Modern American romantic film comedy has developed in a number of genres.  Two of my favourites are the “I get to go back in time (usually high school) and fix the mistakes I made then”, and the “I leap forward in time, get a glimpse of my dystopic romantic future, and get to fix my mistakes”.  Classic examples of the genre are “Peggy Sue Got Married” (back in time) and “The Family Man” (the future).  (And how ironic is it that Nicholas Cage stars in both films?  The role which Cage plays in iconic American films is definitely under-appreciated, and will be the subject of a separate post soon.)

In “Camille Rewinds”, French-Jewish Noemie Lvovsky directs, co-writes and stars as Camille, an unhappy, about-to-be divorced woman (think Kathleen Turner in “Peggy Sue Got Married”).  At a New Year’s Eve party, she faints and travels back in time to her sixteen year-old high school past when she first met her husband.  She magically slips into her past life, but this time knows the future consequences of her actions and tries hard to avoid them.  It’s a light, romantic fantasy, marred only by Lvovsky’s casting herself as Camille:  the somewhat rotund Lvovksy does not look anything close to sixteen, and she has cast two actors as her parents who look nothing like her distinctly Ashkenazic Jewish features.

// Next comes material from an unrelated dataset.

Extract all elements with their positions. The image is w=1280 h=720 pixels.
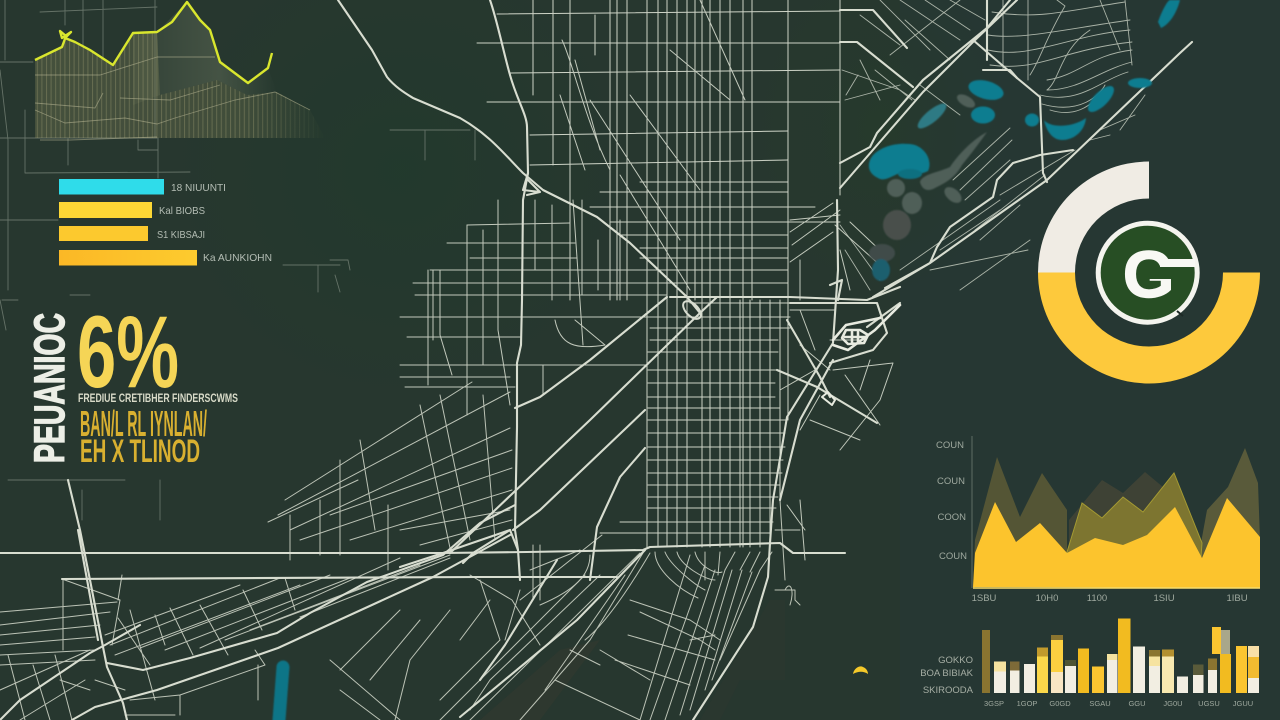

Camille Rewinds poster in French

Another Jewish actor – noted writer/director Mathieu Kassovitz – stars in “Another Woman’s Life”.  In their twenties, young Marie (a delightful Juliette Binoche) meets and falls in love with Paul (Kassovitz), but wakes up to discover that she and Paul have been married for ten years.  Worse yet, they are on the verge of divorce, both in relationships with other people.  Like Nicolas Cage and Tea Leoni in “The Family Man”, can Marie save her marriage – the one she cannot remember even having?

Another Womans Life Kassovitz Binoche

In “Happiness Never Comes Alone”, popular Moroccan-Jewish actor and comedian Gad Elmaleh plays a French-Jewish musician Sacha.  He falls in love with Charlotte (played by a very radiant Sophie Marceau), a woman with two former husbands, three children and a busy professional life.  Will these two lovers overcome their challenges and achieve a happy life together?  Yet another truly American-style story of individuals triumphing over adversity, enlivened by the bursting energy that the two leads bring to the screen.  Sacha’s grandmother has the best funny Jewish lines, with her first “is she Jewish?” question, and her telling Sacha to check Charlotte’s sons at night to see if they are circumcised.

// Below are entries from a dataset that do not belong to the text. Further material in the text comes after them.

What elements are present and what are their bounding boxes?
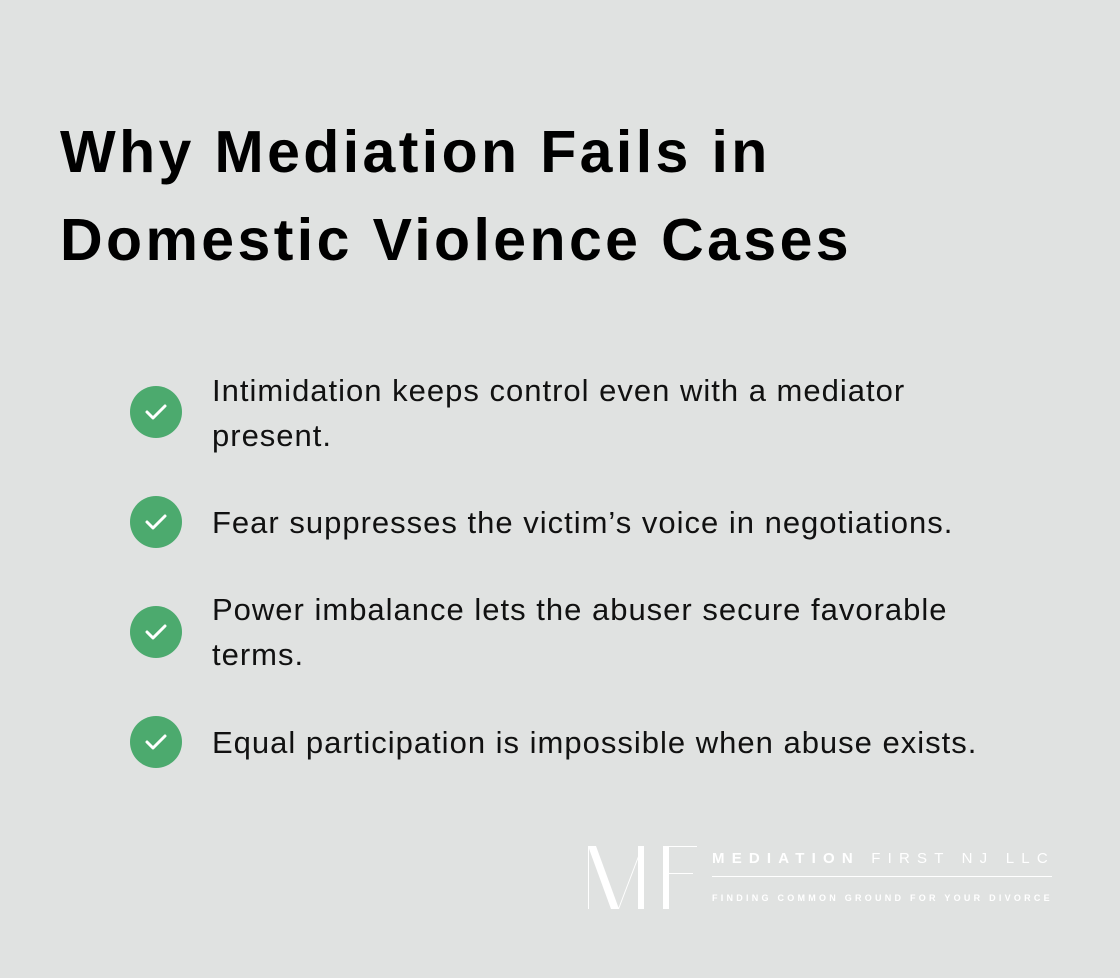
icon: check	[130, 716, 182, 768]
text: Power imbalance lets the abuser secure favorable	[212, 592, 948, 627]
text: Equal participation is impossible when abuse exists.	[212, 725, 977, 760]
item 4	[130, 716, 977, 768]
icon: check	[130, 606, 182, 658]
text: present.	[212, 418, 332, 453]
tagline: FINDING COMMON GROUND FOR YOUR DIVORCE	[712, 893, 1053, 903]
title: Domestic Violence Cases	[60, 207, 852, 273]
logo name: MEDIATION FIRST NJ LLC	[712, 850, 1055, 867]
icon: check	[130, 496, 182, 548]
title	[60, 119, 852, 273]
text	[212, 373, 905, 453]
text: terms.	[212, 637, 304, 672]
logo mark MF	[588, 846, 697, 909]
title: Why Mediation Fails in	[60, 119, 771, 185]
text: Fear suppresses the victim’s voice in negotiations.	[212, 505, 953, 540]
item 1	[130, 373, 905, 453]
logo	[588, 846, 1055, 909]
item 3	[130, 592, 948, 672]
icon: check	[130, 386, 182, 438]
item 2	[130, 496, 953, 548]
text	[212, 592, 948, 672]
text: Intimidation keeps control even with a mediator	[212, 373, 905, 408]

Happiness Never Comes Alone Elmaleh Marceau

Rounding out the films of related Jewish interest are an historic drama and a powerful documentary.  The closing night film “Les Enfants du Paradis” is an epic made in Paris during the final years of the Nazi occupation: many view this classic as the best French film ever made.  And in “The Invisibles”, gay French-Jewish documentarian Sebastien Lifshitz looks at homosexual men and women born during the period 1919 to 1939, a time when they were forced to become “invisible”.